Building Careers in Wealth Management - Advisory Careers
In 2019, a group of professors led by Luke Dean, CFP, Program Director at Utah Valley University, Nathan Harness, Ph.D., CFP, Program Director at Texas A&M, Craig Lemoine, Ph.D., CFP, Program Director at the University of Illinois, and Martin Seay, Ph.D., CFP, Department Head at Kansas State University, created the 12 Tribes of Financial Planning.
The professors discussed why and how they developed the model in an episode of the podcast “You’re a Financial Planner… Now What?”
They outlined the 12 Tribes model as a resource for students and professionals looking for career direction within the industry. The diagram depicting the 12 Tribes is a circle divided into three sections or groups, with four tribes in each, pictured below:
On Monday, April 3, we’re hosting a Forum on Building Careers in Wealth Management – Advisory Careers. It’s the first in a series of Forums dedicated to the 12 Tribes of Financial Planning model happening throughout the remainder of the year.
Our Forum speakers are:
- Chuck Mischley | Panelist, Director, Talent Acquisition, at Nationwide
- Emily Platt, CFP® | Panelist, Assistant Vice President, Investments, at Wealthspire
- Kate Mielitz, PhD | Panelist, Special Programs Manager, at AFCPE
- Luke Dean | Moderator, Professor at Utah Valley University, and co-author of the 12 Tribes of Financial Planning Model
Let’s take a closer look at Advisory Careers and what will be discussed at the Forum.
What is an advisory career?
One grouping of tribes includes advisory careers, such as registered investment advisors (RIAs), accounting and tax firms, counseling, government, academia, and research.
According to the model, this group is excellent for people-persons, project managers, and operators due to the attributes of advisory careers.
The other groupings in the model display traditional careers and future careers.
What are the attributes of advisory careers?
According to the 12 Tribes Model, the attributes of advisory careers are:
- A defined career path
- Salaried positions
- Development and training
- Less name recognition
- High sector growth
When considering a career in wealth management, take a closer look at the career attributes of each sector. A defined career journey — as seen in advisory careers — may be best for those looking for a clear path instead of having to carve their own.

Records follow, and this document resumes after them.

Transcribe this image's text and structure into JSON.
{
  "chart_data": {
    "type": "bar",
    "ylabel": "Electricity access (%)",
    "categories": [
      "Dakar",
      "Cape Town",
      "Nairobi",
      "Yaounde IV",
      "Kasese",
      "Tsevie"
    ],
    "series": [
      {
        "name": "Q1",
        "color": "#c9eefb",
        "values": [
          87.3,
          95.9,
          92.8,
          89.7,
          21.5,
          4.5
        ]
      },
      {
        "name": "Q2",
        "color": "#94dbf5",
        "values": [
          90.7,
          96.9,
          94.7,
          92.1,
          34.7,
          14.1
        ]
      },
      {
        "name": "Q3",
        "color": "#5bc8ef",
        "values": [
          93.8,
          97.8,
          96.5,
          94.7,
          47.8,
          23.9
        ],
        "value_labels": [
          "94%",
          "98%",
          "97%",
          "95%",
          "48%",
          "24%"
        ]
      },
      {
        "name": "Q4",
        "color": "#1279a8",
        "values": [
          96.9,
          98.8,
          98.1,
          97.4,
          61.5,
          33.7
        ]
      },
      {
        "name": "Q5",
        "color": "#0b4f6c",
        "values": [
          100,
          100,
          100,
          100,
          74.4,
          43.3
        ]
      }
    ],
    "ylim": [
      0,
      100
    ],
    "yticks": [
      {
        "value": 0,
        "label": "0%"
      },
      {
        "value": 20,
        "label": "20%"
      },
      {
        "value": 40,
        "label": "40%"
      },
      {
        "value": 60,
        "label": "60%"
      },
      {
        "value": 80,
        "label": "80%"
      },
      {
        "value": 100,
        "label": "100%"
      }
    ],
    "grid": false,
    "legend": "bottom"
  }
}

But it’s also important to remember that each tribe has nuances that can make for a different experience.
For example, the experience of having a career at an RIA firm depends on the firm’s size. Either way, most RIA firms are assembled similarly to a law firm in that you start in an entry-level role and work your way up to being a partner. RIA firms are often client-focused, which is suitable for people-persons.
Accounting and tax RIA firms often hire CFPs, and the focus is also on the client (often referred from the parent tax company).
As for financial counseling, this career could go in several different directions, from working with consumer credit to helping military families. Part-time and full-time jobs and many other channels are available in terms of clientele.
Government, academia, and research organizations offer financial planning graduates policy-making, literacy, and advocacy opportunities.
As you can see, there are several opportunities within one grouping, all based on a small list of career attributes.
Various career paths within the sector
Although the groupings and tribes have differences, they also share similarities.
During a typical wealth management career, one person may work within several tribes before finding the right fit — even if it’s not in the same grouping.
For example, if you try a career within one tribe and it’s not quite your dream job, you might consider moving to a different tribe instead of leaving the industry entirely.
The goal of the 12 Tribes model is to help those looking for a career in the industry by reducing confusion and pointing them toward where their skills are best fit.